Overview
Overview
allura-org's Gemma-3-Glitter-27B is a 27 billion parameter language model specifically designed for creative writing tasks. It is built upon a unique 50/50 merge of Gemma 3 27B instruction-tuned (IT) and pre-trained (PT) base models, a strategy previously successful with Gemma-3-Starshine-12B. This hybrid approach aims to balance instruction following with natural language generation.
Key Capabilities
- Creative Writing Focus: Optimized for generating fictional stories and natural prose.

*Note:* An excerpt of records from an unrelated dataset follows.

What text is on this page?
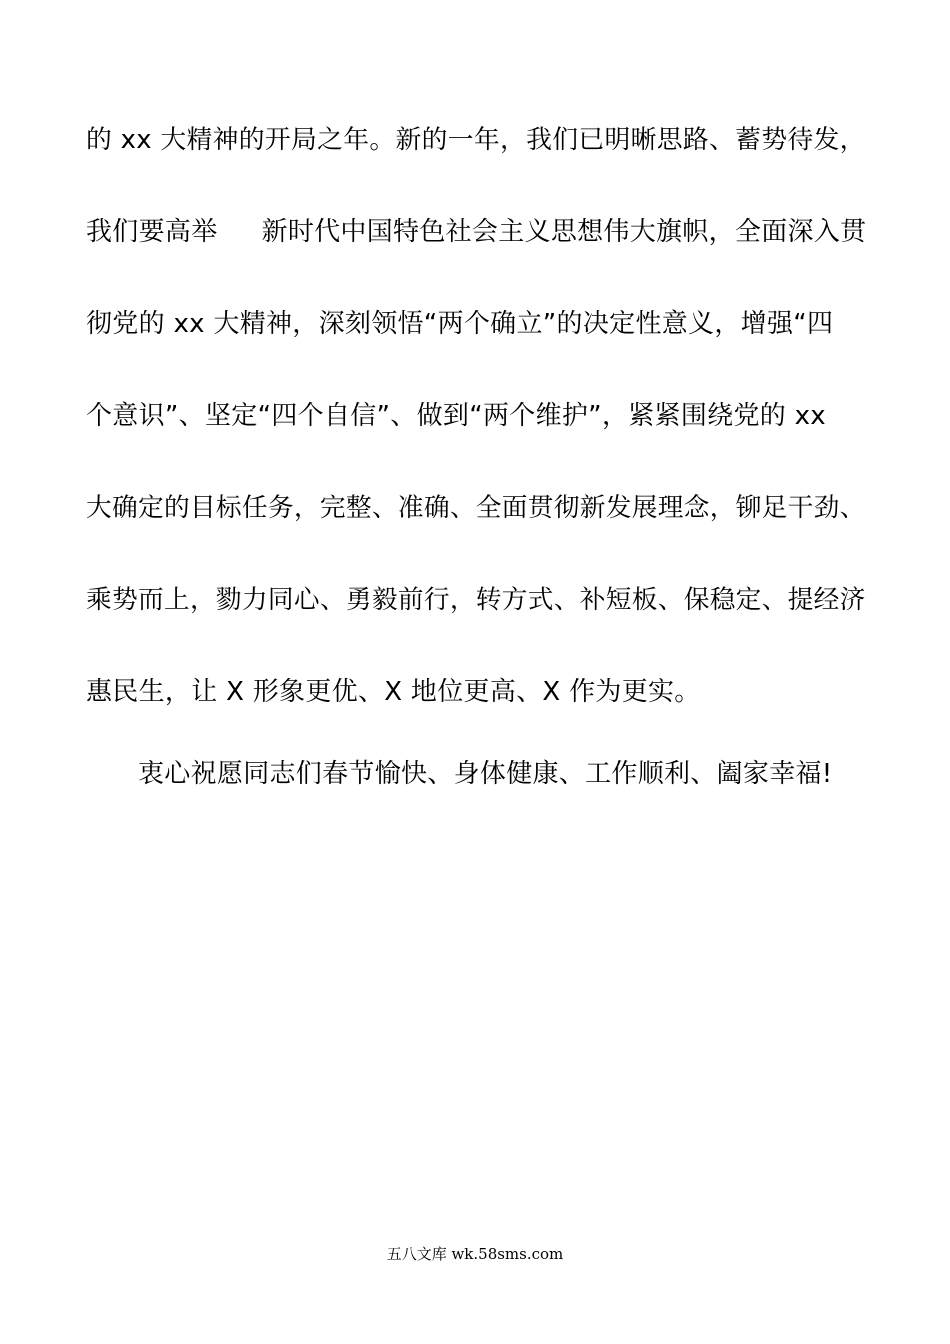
的 xx 大精神的开局之年。新的一年，我们已明晰思路、蓄势待发，
我们要高举 新时代中国特色社会主义思想伟大旗帜，全面深入贯
彻党的 xx 大精神，深刻领悟“两个确立”的决定性意义，增强“四
个意识”、坚定“四个自信”、做到“两个维护”，紧紧围绕党的 xx
大确定的目标任务，完整、准确、全面贯彻新发展理念，铆足干劲、
乘势而上，勠力同心、勇毅前行，转方式、补短板、保稳定、提经济
惠民生，让 X 形象更优、X 地位更高、X 作为更实。
衷心祝愿同志们春节愉快、身体健康、工作顺利、阖家幸福!
五八文库 wk.58sms.com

- Reduced Censorship: The inclusion of a pre-trained model component helps mitigate hesitancy and censorship often found in purely instruction-tuned models, allowing for more uninhibited storytelling.
- Natural Prose Generation: Produces more fluid and natural-sounding text due to the pre-trained model's influence.
- Context Length: Supports a substantial context window of 32768 tokens.
Usage Notes
- Prompt Sensitivity: Performs best with short and concise prompts (100-500 tokens). Long, detailed system prompts (1000-2000 tokens) may lead to confusion and suboptimal results.
- Instruct Format: Utilizes the Gemma2/3 instruct and context format. Recommended sampling parameters include
temp = 1andtop-nsigma = 1.5for optimal output.
Good For
- Generating creative narratives and fictional content.
- Scenarios where less constrained or censored model responses are desired for storytelling.
- Users who prefer a model that produces natural-sounding prose over strict instruction adherence.